Question
How do I understand my biases and change?
Answer
- Reflect
- Acknowledge the bias
- Seek understanding
- Read, research, investigate
- Talk to people you trust
- Be genuinely curious
Everyone has biases and we have a variety of biases. I have my own biases that I have to work through. I see myself as a work in progress. I'm not perfect, so I need to understand them and make a change within myself about particular biases that I may have. For example, I may have a bias about teen parents. We often see children 14, 15, or 16 years old that are parents. Again, I'm talking for me, that's my bias. I think, don't they know any better? Didn't they seek help? Didn't they go to a clinic? How come they did not say no? I have my own biases about a young woman who is a mother at the age of 15. I have to reflect on where this bias is coming from. For some of you, your bias could be something else. For example, here's a Muslim, how do you feel about that Muslim? How do you feel about those two mothers? How do you feel about that older parent? How do you feel about grandparents that are taking care of their grandchildren because their parents are not available? You have to do your own reflection about what your biases are and where they come from.

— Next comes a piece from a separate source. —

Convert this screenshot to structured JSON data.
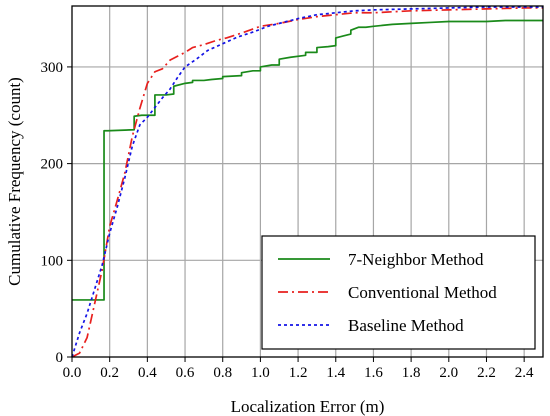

Then, you have to acknowledge it. For me, I have to acknowledge, hey, Luis Hernandez, you have a particular bias about young mothers, especially teen moms. What is that about? Why do you feel that way? Then, how do you seek understanding? For me, I have to talk to people. I started talking to teachers and directors that work in centers for teen moms, which gave me a better understanding. I went to a group with young teen moms and they spoke about their lives. Then, I started talking to my colleagues who were once teen moms themselves, but got their stuff together and went back to school and finished college. I was seeking my own understanding of the dynamics of my bias. I read, I did research, and I investigated.
Part of my responsibility as a professional is to be generally curious. I have to be curious so that I can understand the world, but most importantly for me, to understand my own biases. Where's that bias coming from? Can I make a change? I can say that I made a change. I made a change because I had a deeper understanding of what my own previous bias about teen moms meant. That gave me a sense of more compassion and empathy for this group of young mothers.
This Ask the Expert is an edited excerpt from the course, Families As Partners - Making Family Engagement Truly Meaningful & Authentic, by Luis Hernandez.